The White Rabbit offers his pocket watch to me
As Alice looks on bemusedly.
Bobbins of spun cotton fill the coal scuttle that adorns my table
As jostles for air between cake and cappuccino.
Through glass, spotlessly clean, a crisp winter light pours in,
But, with eyes wide open I dim this light, cloud this glass, drown the music
And I’m in a dark forbidding place, a basement, where deafening thuds,
Piercing whistles and earth-shaking stomps
Transport me to a former time.
I glimpse a young boy, ten years old, flat-capped,
With thread-bare overcoat and scuffed clogs trampling along the shit drenched cobbles
Barely awake, barely cognizant of his surroundings
Where he s dwarfed by buildings so tall
That the sun never reaches the ground
Even in those times when, just for a brief moment,
It penetrates the ubiquitous smog and grime.

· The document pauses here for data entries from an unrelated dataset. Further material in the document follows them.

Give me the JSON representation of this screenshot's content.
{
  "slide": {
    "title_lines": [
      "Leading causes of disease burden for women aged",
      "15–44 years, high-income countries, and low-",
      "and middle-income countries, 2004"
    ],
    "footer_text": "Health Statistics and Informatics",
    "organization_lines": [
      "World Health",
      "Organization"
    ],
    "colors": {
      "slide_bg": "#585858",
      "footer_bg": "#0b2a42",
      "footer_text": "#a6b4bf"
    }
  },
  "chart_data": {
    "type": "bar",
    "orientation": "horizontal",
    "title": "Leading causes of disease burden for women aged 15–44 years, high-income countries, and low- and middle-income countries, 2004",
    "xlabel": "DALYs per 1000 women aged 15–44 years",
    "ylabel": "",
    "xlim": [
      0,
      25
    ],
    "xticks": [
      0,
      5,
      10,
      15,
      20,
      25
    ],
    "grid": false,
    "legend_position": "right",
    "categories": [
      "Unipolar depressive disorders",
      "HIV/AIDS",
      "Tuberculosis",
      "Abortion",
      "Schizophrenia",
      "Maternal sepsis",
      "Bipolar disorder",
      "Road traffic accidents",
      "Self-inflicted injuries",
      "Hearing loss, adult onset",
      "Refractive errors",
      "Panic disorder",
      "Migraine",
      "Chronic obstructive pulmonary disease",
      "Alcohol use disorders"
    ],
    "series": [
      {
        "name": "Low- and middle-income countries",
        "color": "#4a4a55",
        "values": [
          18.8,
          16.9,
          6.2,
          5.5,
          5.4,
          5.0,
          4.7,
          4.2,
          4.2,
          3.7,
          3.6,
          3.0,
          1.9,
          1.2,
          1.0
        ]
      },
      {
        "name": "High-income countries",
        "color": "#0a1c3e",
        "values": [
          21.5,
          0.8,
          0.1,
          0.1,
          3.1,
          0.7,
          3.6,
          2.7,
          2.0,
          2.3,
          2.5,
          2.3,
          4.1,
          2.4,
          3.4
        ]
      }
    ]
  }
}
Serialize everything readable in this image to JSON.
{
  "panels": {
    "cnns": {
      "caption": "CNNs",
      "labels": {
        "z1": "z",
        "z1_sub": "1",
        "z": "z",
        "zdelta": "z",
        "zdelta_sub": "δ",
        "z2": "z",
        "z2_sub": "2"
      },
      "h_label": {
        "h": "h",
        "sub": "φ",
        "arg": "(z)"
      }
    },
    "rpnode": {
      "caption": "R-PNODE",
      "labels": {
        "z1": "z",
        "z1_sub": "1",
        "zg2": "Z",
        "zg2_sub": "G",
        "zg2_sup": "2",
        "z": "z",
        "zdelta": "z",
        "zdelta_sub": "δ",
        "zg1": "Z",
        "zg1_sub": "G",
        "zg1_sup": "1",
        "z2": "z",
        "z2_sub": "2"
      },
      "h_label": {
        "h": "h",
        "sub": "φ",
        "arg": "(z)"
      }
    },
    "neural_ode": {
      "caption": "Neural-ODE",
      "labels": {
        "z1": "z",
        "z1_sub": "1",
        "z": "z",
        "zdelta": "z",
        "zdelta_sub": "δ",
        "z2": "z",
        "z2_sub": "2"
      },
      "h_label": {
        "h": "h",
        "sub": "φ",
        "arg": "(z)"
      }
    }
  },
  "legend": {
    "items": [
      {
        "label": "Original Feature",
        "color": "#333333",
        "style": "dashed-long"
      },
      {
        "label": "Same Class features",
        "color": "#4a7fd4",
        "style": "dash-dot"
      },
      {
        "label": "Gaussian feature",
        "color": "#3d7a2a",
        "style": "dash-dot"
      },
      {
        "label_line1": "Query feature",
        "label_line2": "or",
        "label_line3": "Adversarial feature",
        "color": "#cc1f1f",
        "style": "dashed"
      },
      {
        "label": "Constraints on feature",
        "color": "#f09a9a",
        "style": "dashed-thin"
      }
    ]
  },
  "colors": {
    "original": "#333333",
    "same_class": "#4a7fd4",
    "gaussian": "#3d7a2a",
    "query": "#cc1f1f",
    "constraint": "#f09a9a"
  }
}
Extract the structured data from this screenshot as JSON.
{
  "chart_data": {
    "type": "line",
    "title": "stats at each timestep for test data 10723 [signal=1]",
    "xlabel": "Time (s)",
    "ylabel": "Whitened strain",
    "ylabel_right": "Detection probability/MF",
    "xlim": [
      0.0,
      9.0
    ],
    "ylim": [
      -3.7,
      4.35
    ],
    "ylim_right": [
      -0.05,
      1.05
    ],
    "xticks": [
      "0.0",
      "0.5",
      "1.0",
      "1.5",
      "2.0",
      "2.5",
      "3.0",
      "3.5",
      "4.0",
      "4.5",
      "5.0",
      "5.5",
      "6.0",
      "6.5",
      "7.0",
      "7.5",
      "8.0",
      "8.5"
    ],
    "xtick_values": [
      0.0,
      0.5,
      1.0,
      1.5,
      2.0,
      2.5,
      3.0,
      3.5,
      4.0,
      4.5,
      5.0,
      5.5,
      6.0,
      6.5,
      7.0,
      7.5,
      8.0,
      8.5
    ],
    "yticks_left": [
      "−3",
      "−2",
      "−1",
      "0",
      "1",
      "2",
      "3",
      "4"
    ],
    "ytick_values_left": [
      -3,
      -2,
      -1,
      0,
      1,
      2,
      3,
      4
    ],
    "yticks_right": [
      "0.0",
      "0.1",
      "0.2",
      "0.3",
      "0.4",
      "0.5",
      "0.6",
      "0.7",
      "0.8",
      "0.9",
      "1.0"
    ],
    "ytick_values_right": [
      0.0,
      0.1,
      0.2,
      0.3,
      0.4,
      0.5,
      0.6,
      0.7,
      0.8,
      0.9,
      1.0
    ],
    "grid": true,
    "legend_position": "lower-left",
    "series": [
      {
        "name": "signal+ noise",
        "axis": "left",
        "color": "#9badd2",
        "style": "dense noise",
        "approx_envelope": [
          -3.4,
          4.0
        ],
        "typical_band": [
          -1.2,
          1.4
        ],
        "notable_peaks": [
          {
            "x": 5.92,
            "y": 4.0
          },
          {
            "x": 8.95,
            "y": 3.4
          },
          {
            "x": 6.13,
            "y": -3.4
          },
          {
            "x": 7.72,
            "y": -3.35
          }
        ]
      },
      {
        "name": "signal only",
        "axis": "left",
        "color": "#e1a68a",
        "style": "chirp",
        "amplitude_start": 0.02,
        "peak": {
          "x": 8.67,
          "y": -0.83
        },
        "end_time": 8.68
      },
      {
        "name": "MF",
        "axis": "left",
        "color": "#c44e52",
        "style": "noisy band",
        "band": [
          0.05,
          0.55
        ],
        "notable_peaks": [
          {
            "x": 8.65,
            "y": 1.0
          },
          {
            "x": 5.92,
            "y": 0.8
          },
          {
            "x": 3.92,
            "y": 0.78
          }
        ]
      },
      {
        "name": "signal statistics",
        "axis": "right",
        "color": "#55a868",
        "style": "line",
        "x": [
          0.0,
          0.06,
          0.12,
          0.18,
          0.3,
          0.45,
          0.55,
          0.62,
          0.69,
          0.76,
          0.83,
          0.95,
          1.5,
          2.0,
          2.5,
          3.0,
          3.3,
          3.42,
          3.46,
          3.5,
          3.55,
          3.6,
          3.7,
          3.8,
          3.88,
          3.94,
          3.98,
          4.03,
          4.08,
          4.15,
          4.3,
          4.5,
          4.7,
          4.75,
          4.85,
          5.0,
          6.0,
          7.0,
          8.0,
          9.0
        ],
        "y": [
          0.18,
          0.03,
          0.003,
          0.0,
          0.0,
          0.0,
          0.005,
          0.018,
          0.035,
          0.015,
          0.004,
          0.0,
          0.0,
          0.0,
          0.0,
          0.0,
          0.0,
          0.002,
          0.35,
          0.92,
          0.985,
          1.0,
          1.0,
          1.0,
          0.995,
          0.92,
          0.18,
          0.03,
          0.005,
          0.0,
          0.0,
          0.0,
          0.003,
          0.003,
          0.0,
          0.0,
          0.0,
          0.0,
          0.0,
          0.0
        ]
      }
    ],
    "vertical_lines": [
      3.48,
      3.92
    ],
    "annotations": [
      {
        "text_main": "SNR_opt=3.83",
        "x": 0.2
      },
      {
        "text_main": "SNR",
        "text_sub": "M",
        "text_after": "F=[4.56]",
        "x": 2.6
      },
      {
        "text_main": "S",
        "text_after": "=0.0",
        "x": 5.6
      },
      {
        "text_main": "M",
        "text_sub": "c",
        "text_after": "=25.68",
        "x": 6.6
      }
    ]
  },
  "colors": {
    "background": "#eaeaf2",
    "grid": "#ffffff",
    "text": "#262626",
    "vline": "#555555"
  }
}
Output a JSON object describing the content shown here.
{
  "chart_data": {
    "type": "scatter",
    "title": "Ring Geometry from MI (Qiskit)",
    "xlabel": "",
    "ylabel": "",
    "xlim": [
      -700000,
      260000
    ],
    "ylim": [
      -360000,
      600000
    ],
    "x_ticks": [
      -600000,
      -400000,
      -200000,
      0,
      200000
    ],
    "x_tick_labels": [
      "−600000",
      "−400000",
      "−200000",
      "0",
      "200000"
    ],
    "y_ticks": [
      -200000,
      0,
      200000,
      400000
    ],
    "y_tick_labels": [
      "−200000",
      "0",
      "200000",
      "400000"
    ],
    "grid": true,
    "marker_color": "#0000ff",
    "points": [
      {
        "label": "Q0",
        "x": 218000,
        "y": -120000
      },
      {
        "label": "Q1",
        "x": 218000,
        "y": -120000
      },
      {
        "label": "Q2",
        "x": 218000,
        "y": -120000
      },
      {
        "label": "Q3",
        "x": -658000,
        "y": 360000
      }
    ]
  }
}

A surgeon signed his papers – he’s fit for work.
But he doesn’t stay long, and next time I meet him
He’s a gunner
Taking aim at other young men from factories and farms and homes
Where anxious loved ones await them.
Ishmael returned home,
Was he devastated?
Did he scream in nightmares in the living daylight?
In a gallery above me a striking wreath takes my breath away:
The dead eyes covered with pennies
The kit-box stenciled with numbers
Beyond my comprehension.
My great uncle Ishmael worked at Dean Clough carpets which was, at the time, the largest carpet manufacturer in the world. Today it houses, art galleries and the Loom Café, decorated with Alice in Wonderland paraphernelia by Chris Mould.